Pero, vamos, tomarse tantas molestias en ir a buscar al otro lado del mar un pescado tan soso, teniendo buenas merluzas en el Cantábrico... Resultó que el bacalao era un pescado perfecto para conservar, por su mínimo contenido graso. Y se convirtió en el pescado cecial por naturaleza. Fueron los reyes del Norte: el arenque y el bacalao.

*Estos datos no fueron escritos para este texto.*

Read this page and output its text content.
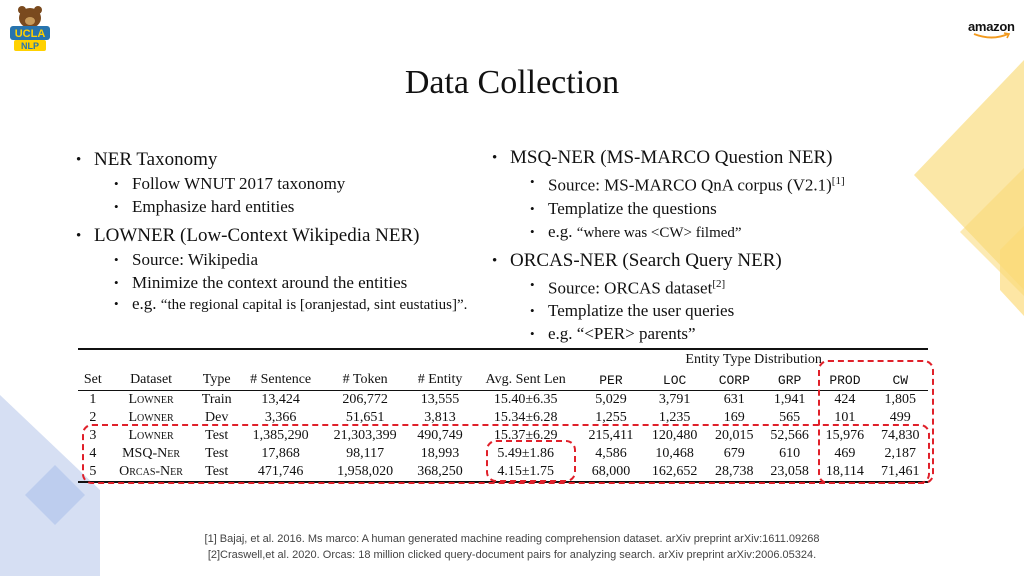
UCLA
NLP
amazon
Data Collection
• NER Taxonomy
• Follow WNUT 2017 taxonomy
• Emphasize hard entities
• LOWNER (Low-Context Wikipedia NER)
• Source: Wikipedia
• Minimize the context around the entities
• e.g. “the regional capital is [oranjestad, sint eustatius]”.
• MSQ-NER (MS-MARCO Question NER)
• Source: MS-MARCO QnA corpus (V2.1)[1]
• Templatize the questions
• e.g. “where was <CW> filmed”
• ORCAS-NER (Search Query NER)
• Source: ORCAS dataset[2]
• Templatize the user queries
• e.g. “<PER> parents”
							Entity Type Distribution					
Set	Dataset	Type	# Sentence	# Token	# Entity	Avg. Sent Len	PER	LOC	CORP	GRP	PROD	CW
1	Lowner	Train	13,424	206,772	13,555	15.40±6.35	5,029	3,791	631	1,941	424	1,805
2	Lowner	Dev	3,366	51,651	3,813	15.34±6.28	1,255	1,235	169	565	101	499
3	Lowner	Test	1,385,290	21,303,399	490,749	15.37±6.29	215,411	120,480	20,015	52,566	15,976	74,830
4	MSQ-Ner	Test	17,868	98,117	18,993	5.49±1.86	4,586	10,468	679	610	469	2,187
5	Orcas-Ner	Test	471,746	1,958,020	368,250	4.15±1.75	68,000	162,652	28,738	23,058	18,114	71,461
[1] Bajaj, et al. 2016. Ms marco: A human generated machine reading comprehension dataset. arXiv preprint arXiv:1611.09268
[2]Craswell,et al. 2020. Orcas: 18 million clicked query-document pairs for analyzing search. arXiv preprint arXiv:2006.05324.
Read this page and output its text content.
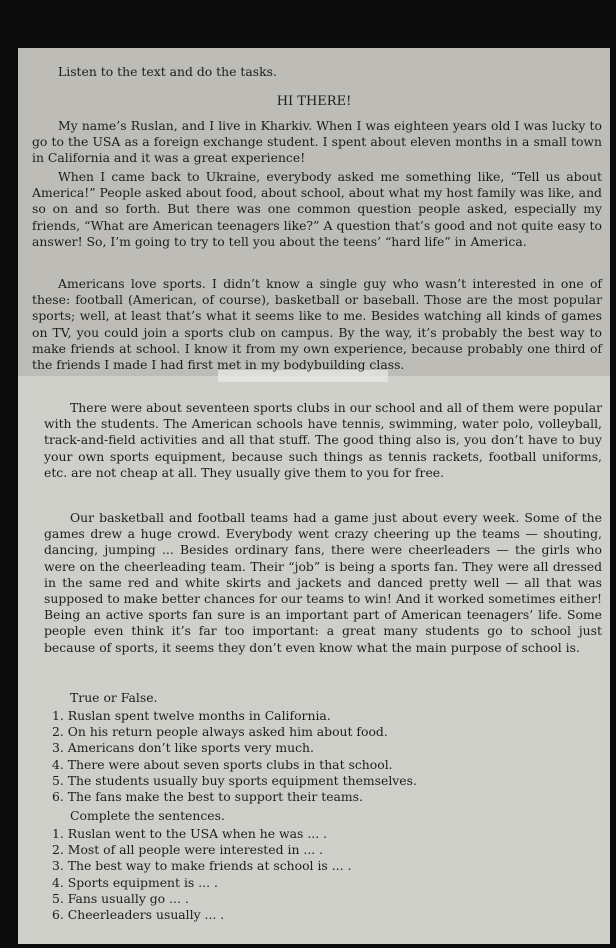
Listen to the text and do the tasks.

HI THERE!

My name’s Ruslan, and I live in Kharkiv. When I was eighteen years old I was lucky to go to the USA as a foreign exchange student. I spent about eleven months in a small town in California and it was a great experience!

When I came back to Ukraine, everybody asked me something like, “Tell us about America!” People asked about food, about school, about what my host family was like, and so on and so forth. But there was one common question people asked, especially my friends, “What are American teenagers like?” A question that’s good and not quite easy to answer! So, I’m going to try to tell you about the teens’ “hard life” in America.

Americans love sports. I didn’t know a single guy who wasn’t interested in one of these: football (American, of course), basketball or baseball. Those are the most popular sports; well, at least that’s what it seems like to me. Besides watching all kinds of games on TV, you could join a sports club on campus. By the way, it’s probably the best way to make friends at school. I know it from my own experience, because probably one third of the friends I made I had first met in my bodybuilding class.

There were about seventeen sports clubs in our school and all of them were popular with the students. The American schools have tennis, swimming, water polo, volleyball, track-and-field activities and all that stuff. The good thing also is, you don’t have to buy your own sports equipment, because such things as tennis rackets, football uniforms, etc. are not cheap at all. They usually give them to you for free.

Our basketball and football teams had a game just about every week. Some of the games drew a huge crowd. Everybody went crazy cheering up the teams — shouting, dancing, jumping ... Besides ordinary fans, there were cheerleaders — the girls who were on the cheerleading team. Their “job” is being a sports fan. They were all dressed in the same red and white skirts and jackets and danced pretty well — all that was supposed to make better chances for our teams to win! And it worked sometimes either! Being an active sports fan sure is an important part of American teenagers’ life. Some people even think it’s far too important: a great many students go to school just because of sports, it seems they don’t even know what the main purpose of school is.

True or False.

1. Ruslan spent twelve months in California.
2. On his return people always asked him about food.
3. Americans don’t like sports very much.
4. There were about seven sports clubs in that school.
5. The students usually buy sports equipment themselves.
6. The fans make the best to support their teams.

Complete the sentences.

1. Ruslan went to the USA when he was ... .
2. Most of all people were interested in ... .
3. The best way to make friends at school is ... .
4. Sports equipment is ... .
5. Fans usually go ... .
6. Cheerleaders usually ... .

¿Qué bacalao? Pues... la "morue", el bacalao salado y seco, capturado muy lejos de las bases; el bacalao que hoy llamaríamos "dorado", que fue, hasta hace bien poco, el bacalao por antonomasia para sus principales consumidores (aquí lo de principales se refiere a la calidad de las recetas que aplican a este gádido, no a las cantidades), que son España, Portugal, Francia e Italia... El bacalao del desalado tradicional, ése si que "momia pisciforme" y aún más, "terror de maridos" según ''Picadillo'', rey indiscutible de la Cuaresma.

La metamorfosis podía ir más allá. Podía consistir en el eviscerado de los pescados que, divididos en dos partes unidas por la superior, se colgaban a secar al aire, cuanto más frío mejor. Bateas de madera cargadas de bacalaos y sucedáneos, típicas del paisaje de las islas Lofoten, en la costa noruega... o en la localidad soriana de Agreda, en la ruta entre Soria y Pamplona.

A eso se le llama "stockfish", de "stock", bastón, y "fish", pez. Queda duro como una piedra. Para devolverlo a la condición de comestible precisa una larga rehidratación. Pero ése es el bacalao que pretieren los italianos, y ésa la base de la gran receta veneciana, el "baccalá mantecato".

Por aquí se prefiere el bacalao "verde": proceso completamente contrario. Un bacalao que se desangra recién subido a bordo, que se descarga en el día y que se somete a salazón, pero no a secado al aire, ni siquiera en túnel. Es un bacalao cuya llegada a nuestro mercado es bastante más reciente, procedente de las capturas bajo banderas noruega, islandesa o de las islas Färoe.

Este bacalao ha de atravesar dos jubilosas metamorfosis, alejando de sí el espíritu kafkiano: la primera lo pondrá en condiciones de ser cocinado, suprimiendo el exceso de sal en un proceso que requiere su técnica correcta. Y la segunda... bueno, ahí estarán las artes del cocinero que lo convertirá en una brandada nimeña o provenzal, que lo embellecerá con la magnífica salsa vizcaína... o que lo llevará a esa cumbre de la cocina del bacalao que, para quien esto escribe, es el bacalao al pil-pil, fórmula en la que la presunta "momia pisciforme" de Camba se convierte, por acción de sus mejores amigos, en un plato que, en su versión original, debería ser declarado Patrimonio Comestible de la Humanidad.

¿Que cuáles son esos amigos? Está claro, ¿no? El aceite de oliva; el ajo; la guindilla... y el trabajo sabio y meticuloso del hombre. Que, para esta momia, es más grato final de trayecto una cazuela al fuego que una urna en el Museo de El Cairo.